| Hegemonia global e uso da força
28-04-2023 - Carlos Branco, Major-general e Investigador do IPRI-NOVA
Um estudo conclui que Washington tem preferido, desde o fim da Guerra Fria, empregar diretamente a força militar em vez de ameaças ou demonstrações de força, aumentando assim os níveis de hostilidade.
A reflexão sobre os métodos utilizados pelas grandes potências para fazerem prevalecer a sua vontade na arena internacional é um tema inesgotável.
Robert Kennedy Jr. , sobrinho do ex-presidente John Kennedy e putativo candidato à corrida presidencial de 2024, comentava há uns dias numa rede social que “o colapso da influência norte-americana sobre a Arábia Saudita e a nova aliança de Riade com Pequim e Teerão são símbolos dolorosos do abjeto falhanço da estratégia neocon para manter a hegemonia global dos EUA através de projeções agressivas de poder militar,” o que, na prática, não se distingue da dos liberais intervencionistas, presentemente no poder em Washington.
A estratégica hegemónica norte-americana, recorrendo a estas práticas de sucesso e méritos questionáveis, foi corroborada pelo trabalho de dois investigadores norte-americanos, no qual é feito o levantamento das intervenções militares norte-americanas desde a independência dos EUA, em 1776, até 2019.
Conclui o estudo que os EUA se envolveram em quase 400 intervenções militares desde 1776, metade delas entre 1950 e 2019. Essas intervenções aumentaram de intensidade nos últimos anos, tendo os EUA intervindo militarmente mais de 200 vezes após a Segunda Guerra Mundial. Mais de 25% delas ocorreram no pós-Guerra Fria. “Em vez de disseminarem a democracia, essas intervenções transformaram, na melhor das hipóteses, os estados-alvo em democracias iliberais”, refere o estudo.
Como parte integrante dessa ação hegemónica, os EUA também interferiram frequentemente na política interna de outros Estados através da intromissão em eleições. Contudo, conforme conclui o mencionado estudo, Washington tem preferido, desde o fim da Guerra Fria, empregar diretamente a força militar em vez de ameaças ou demonstrações de força, aumentando assim os níveis de hostilidade.
Essas intervenções incluíram também as operações de mudança de regime levadas a cabo por quase todo o mundo.
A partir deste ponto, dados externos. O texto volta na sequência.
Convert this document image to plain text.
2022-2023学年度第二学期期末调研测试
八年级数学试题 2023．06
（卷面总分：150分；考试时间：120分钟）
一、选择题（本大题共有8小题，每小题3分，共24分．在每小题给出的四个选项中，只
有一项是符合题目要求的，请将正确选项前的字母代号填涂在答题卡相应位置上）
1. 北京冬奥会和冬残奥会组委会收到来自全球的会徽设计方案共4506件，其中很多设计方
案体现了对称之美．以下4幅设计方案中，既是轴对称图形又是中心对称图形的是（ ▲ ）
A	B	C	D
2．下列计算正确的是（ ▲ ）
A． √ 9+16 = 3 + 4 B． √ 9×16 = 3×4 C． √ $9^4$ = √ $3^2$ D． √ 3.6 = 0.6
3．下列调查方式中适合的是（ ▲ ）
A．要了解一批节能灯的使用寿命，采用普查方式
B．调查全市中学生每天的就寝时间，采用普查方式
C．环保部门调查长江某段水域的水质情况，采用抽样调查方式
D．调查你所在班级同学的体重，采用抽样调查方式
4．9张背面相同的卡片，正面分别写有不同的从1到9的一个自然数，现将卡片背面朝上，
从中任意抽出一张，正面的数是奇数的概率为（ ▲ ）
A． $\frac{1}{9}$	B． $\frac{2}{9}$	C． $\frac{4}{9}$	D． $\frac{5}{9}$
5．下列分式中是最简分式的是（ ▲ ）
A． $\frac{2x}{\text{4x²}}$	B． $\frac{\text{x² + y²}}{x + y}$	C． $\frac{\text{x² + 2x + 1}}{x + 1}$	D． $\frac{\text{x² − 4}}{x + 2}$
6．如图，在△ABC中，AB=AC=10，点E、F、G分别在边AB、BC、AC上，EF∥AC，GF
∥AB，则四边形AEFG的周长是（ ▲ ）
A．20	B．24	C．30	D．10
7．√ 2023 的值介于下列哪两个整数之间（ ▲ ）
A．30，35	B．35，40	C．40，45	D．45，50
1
Como exposto no “vetusto” relatório “Bruce-Lovett” (1956), os golpes de estado patrocinados por Washington na Jordânia, Síria, Irão, Iraque e Egito foram apelidados de antiéticos e opostos aos valores americanos, e responsáveis por comprometerem a liderança internacional da América, a sua autoridade moral, e ainda pelo antiamericanismo desenvolvido nessas áreas do globo.
Como escreveu Kennedy Jr. , os EUA são odiados no Médio Oriente “não pelas suas liberdades, mas pela forma como os próprios EUA traíram essas liberdades – os nossos ideais – nos seus territórios […], como comprometemos os nossos valores, matando milhares de pessoas inocentes, e subvertemos o nosso idealismo em aventuras infrutíferas e onerosas […] que não fizeram nada para promover a democracia ou ganhar amigos e influência.”Madeleine Albright defendeu que a morte de meio milhão de crianças na guerra do Iraque foi “um preço que valeu a pena.”
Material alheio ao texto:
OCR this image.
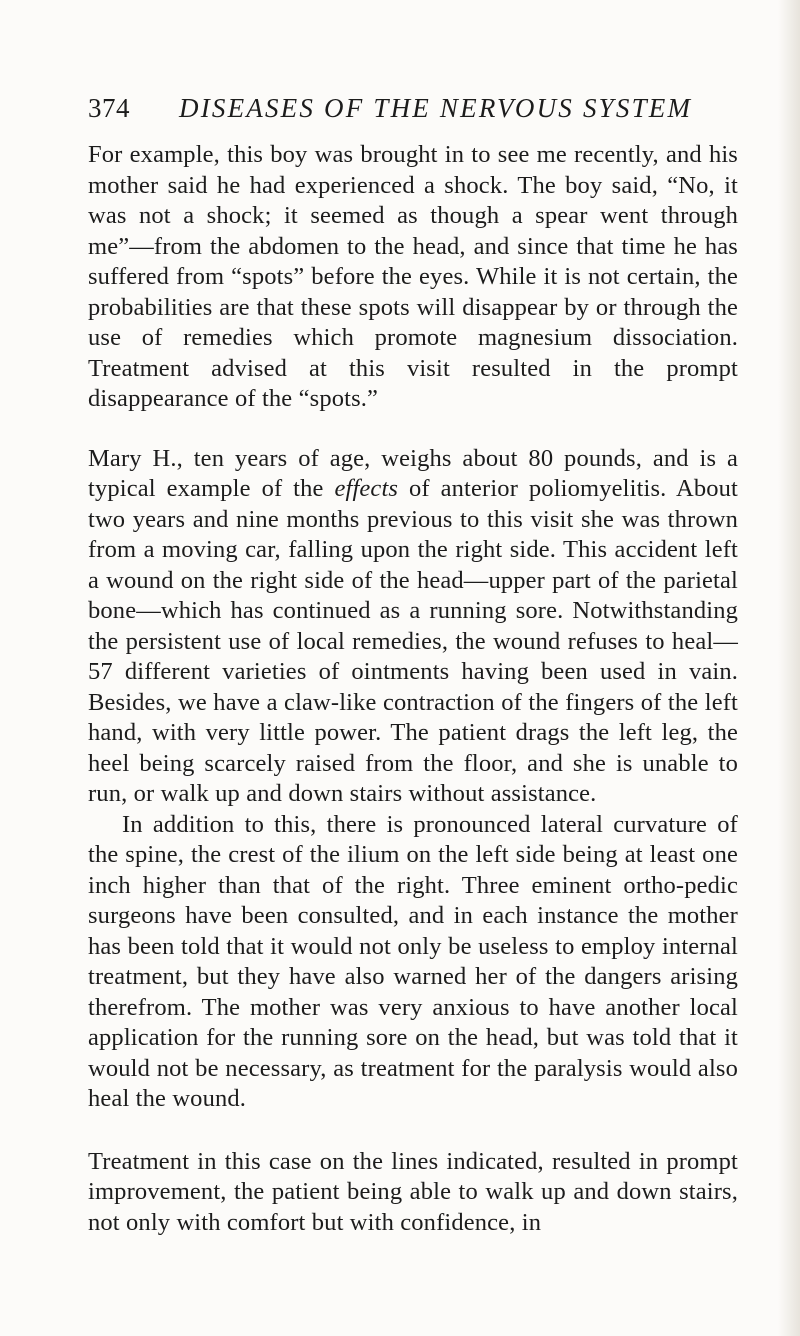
374 DISEASES OF THE NERVOUS SYSTEM

For example, this boy was brought in to see me recently, and his mother said he had experienced a shock. The boy said, “No, it was not a shock; it seemed as though a spear went through me”—from the abdomen to the head, and since that time he has suffered from “spots” before the eyes. While it is not certain, the probabilities are that these spots will disappear by or through the use of remedies which promote magnesium dissociation. Treatment advised at this visit resulted in the prompt disappearance of the “spots.”

Mary H., ten years of age, weighs about 80 pounds, and is a typical example of the effects of anterior poliomyelitis. About two years and nine months previous to this visit she was thrown from a moving car, falling upon the right side. This accident left a wound on the right side of the head—upper part of the parietal bone—which has continued as a running sore. Notwithstanding the persistent use of local remedies, the wound refuses to heal—57 different varieties of ointments having been used in vain. Besides, we have a claw-like contraction of the fingers of the left hand, with very little power. The patient drags the left leg, the heel being scarcely raised from the floor, and she is unable to run, or walk up and down stairs without assistance.

In addition to this, there is pronounced lateral curvature of the spine, the crest of the ilium on the left side being at least one inch higher than that of the right. Three eminent ortho-pedic surgeons have been consulted, and in each instance the mother has been told that it would not only be useless to employ internal treatment, but they have also warned her of the dangers arising therefrom. The mother was very anxious to have another local application for the running sore on the head, but was told that it would not be necessary, as treatment for the paralysis would also heal the wound.

Treatment in this case on the lines indicated, resulted in prompt improvement, the patient being able to walk up and down stairs, not only with comfort but with confidence, in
A China optou por uma estratégia hegemónica diferente. Ainda segundo Kennedy Jr., “a China destronou o império americano através da hábil projeção de poder económico. Na última década, o nosso país [EUA] gastou triliões de dólares bombardeando estradas, pontes, portos e aeroportos. A China gastou o equivalente construindo o mesmo no mundo em desenvolvimento.” Para ele, “a guerra na Ucrânia, que empurrou a China e a Rússia para uma aliança invencível, e que custou 8,1 triliões de dólares no Iraque e na Ucrânia, a chacota do poderio militar e da autoridade moral americana, representa o colapso do sonho neocon do “Século Americano”.